His mother abruptly dropped the compost bin onto the floor with such a loud bang that it made him jump. "Don't you say she 'was' anything!" she hissed, her eyes narrowed in fury. "Don't you dare give up on her!"
"Oh, for God's sake-I'm not 'giving up' on anything!"
he shot back. "When will you accept the fact that she's gone? She's not coming back-she's dead, and all the wishing in the world isn't going to change that!"
When he saw the look in his mother's eyes, he immediately regretted his words. She stared at him, her face frozen in an expression of horror and reproach, then turned sharply, whipping her dish towel onto the counter like a punctuation mark, and stalked out of the room.

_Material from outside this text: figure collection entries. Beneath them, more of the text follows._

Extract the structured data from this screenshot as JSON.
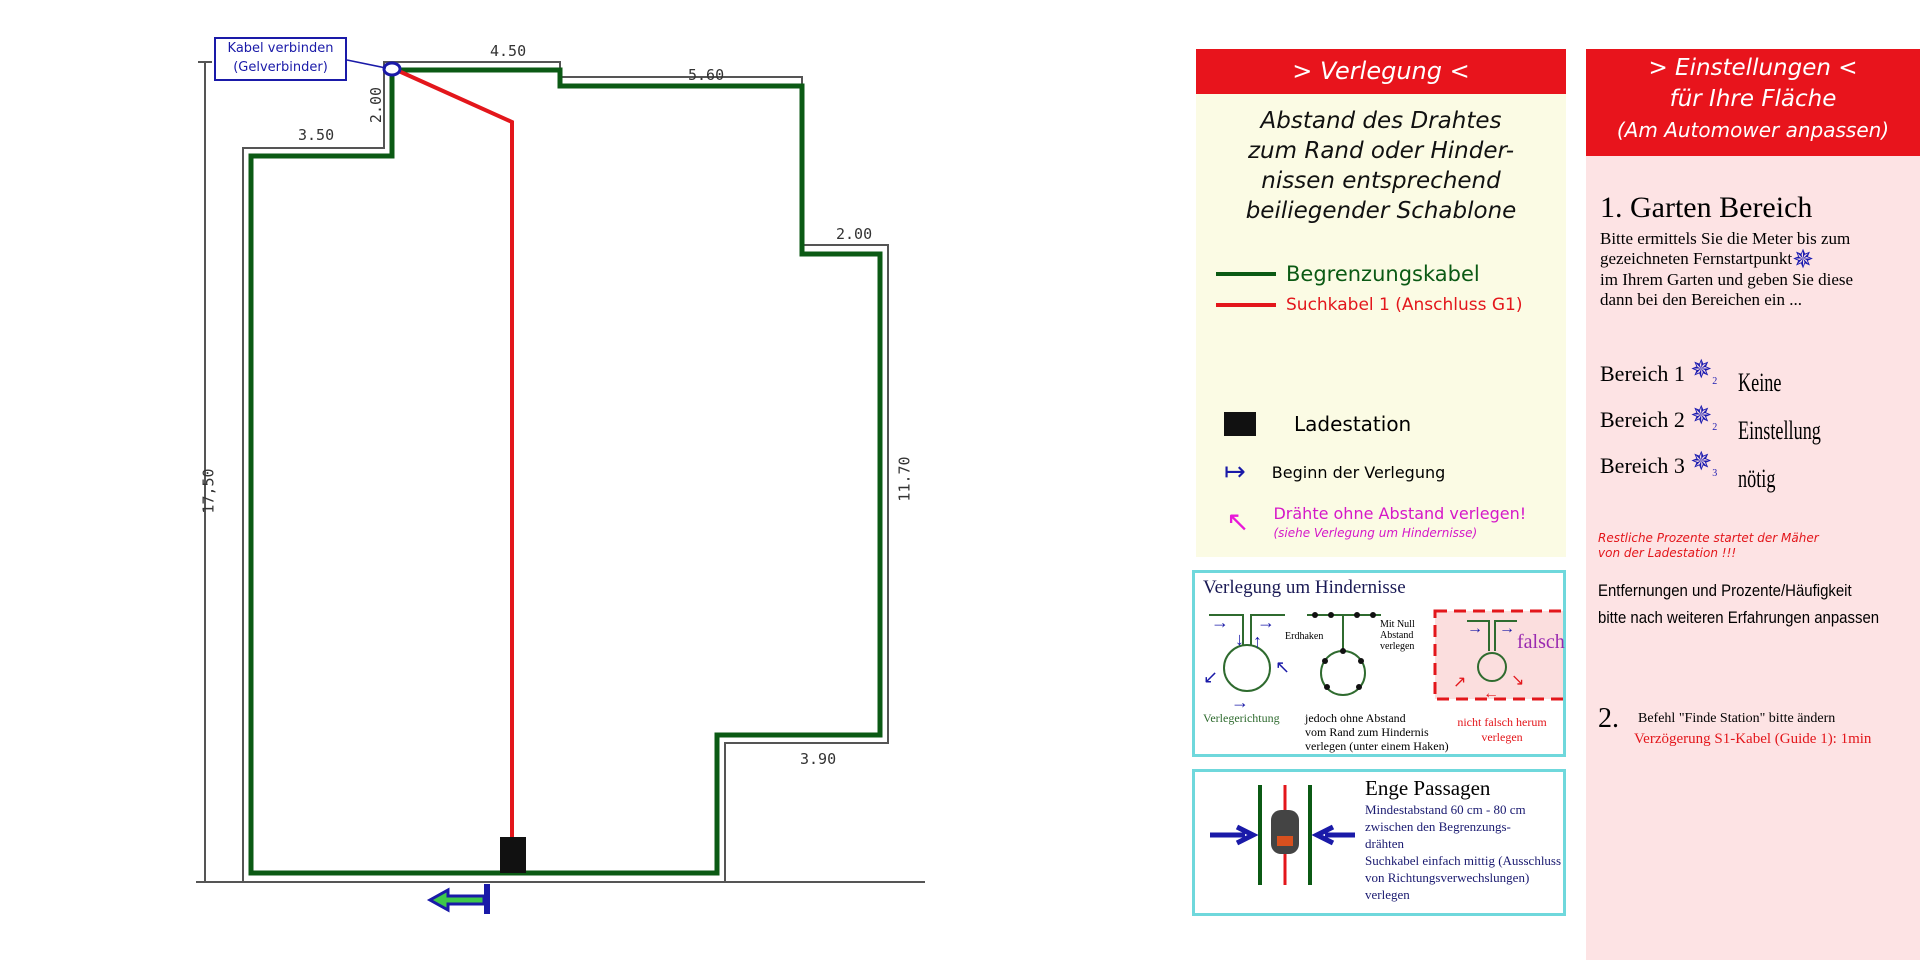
{
  "plan": {
    "callout": [
      "Kabel verbinden",
      "(Gelverbinder)"
    ],
    "dimensions": {
      "top_left": "4.50",
      "top_right": "5.60",
      "notch_vertical": "2.00",
      "left_step": "3.50",
      "right_step": "2.00",
      "right_side": "11.70",
      "bottom_right": "3.90",
      "left_side": "17,50"
    },
    "colors": {
      "boundary": "#0b5a14",
      "guide": "#e3161b",
      "arrow": "#1a1aa8"
    }
  },
  "legend": {
    "header": "> Verlegung <",
    "intro": [
      "Abstand des Drahtes",
      "zum Rand oder Hinder-",
      "nissen entsprechend",
      "beiliegender Schablone"
    ],
    "boundary": "Begrenzungskabel",
    "guide": "Suchkabel 1 (Anschluss G1)",
    "station": "Ladestation",
    "start": "Beginn der Verlegung",
    "no_gap": "Drähte ohne Abstand verlegen!",
    "no_gap_note": "(siehe Verlegung um Hindernisse)"
  },
  "obstacles": {
    "title": "Verlegung um Hindernisse",
    "direction": "Verlegerichtung",
    "hooks": "Erdhaken",
    "zero_gap": [
      "Mit Null",
      "Abstand",
      "verlegen"
    ],
    "note": [
      "jedoch ohne Abstand",
      "vom Rand zum Hindernis",
      "verlegen (unter einem Haken)"
    ],
    "wrong": "falsch",
    "wrong_note": [
      "nicht falsch herum",
      "verlegen"
    ]
  },
  "passages": {
    "title": "Enge Passagen",
    "lines": [
      "Mindestabstand 60 cm - 80 cm",
      "zwischen den Begrenzungs-",
      "drähten",
      "Suchkabel einfach mittig (Ausschluss",
      "von Richtungsverwechslungen) verlegen"
    ]
  },
  "settings": {
    "header": [
      "> Einstellungen <",
      "für Ihre Fläche",
      "(Am Automower anpassen)"
    ],
    "s1_title": "1. Garten Bereich",
    "s1_text": [
      "Bitte ermittels Sie die Meter bis zum",
      "gezeichneten Fernstartpunkt",
      "im Ihrem Garten und geben Sie diese",
      "dann bei den Bereichen ein ..."
    ],
    "areas": [
      {
        "label": "Bereich 1",
        "num": "2"
      },
      {
        "label": "Bereich 2",
        "num": "2"
      },
      {
        "label": "Bereich 3",
        "num": "3"
      }
    ],
    "no_setting": [
      "Keine  Einstellung",
      "nötig"
    ],
    "rest": [
      "Restliche Prozente  startet der Mäher",
      "von der Ladestation !!!"
    ],
    "adjust": [
      "Entfernungen und Prozente/Häufigkeit",
      "bitte nach weiteren Erfahrungen anpassen"
    ],
    "s2_num": "2.",
    "s2_cmd": "Befehl \"Finde Station\" bitte ändern",
    "s2_delay": "Verzögerung S1-Kabel (Guide 1): 1min"
  }
}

Lee stood there for a few moments, his head spinning with remorse and anger-anger because this was such predictable behavior on her part, and remorse because he should have known better than to bring it up-and on Kylie's birthday, of all times.
He heard a sound behind him and turned to see his niece standing in the doorway, a stricken expression on her face.
"What's the matter? Why are you angry at Grandmother?" she said, her chin beginning to pucker, her lower lip trembling.
"I'm not angry at her, honey," Lee said, bending to take her in his arms.
"Is it about my mommy coming back? Will she be coming soon?"
"Maybe, honey," he lied. "I hope so."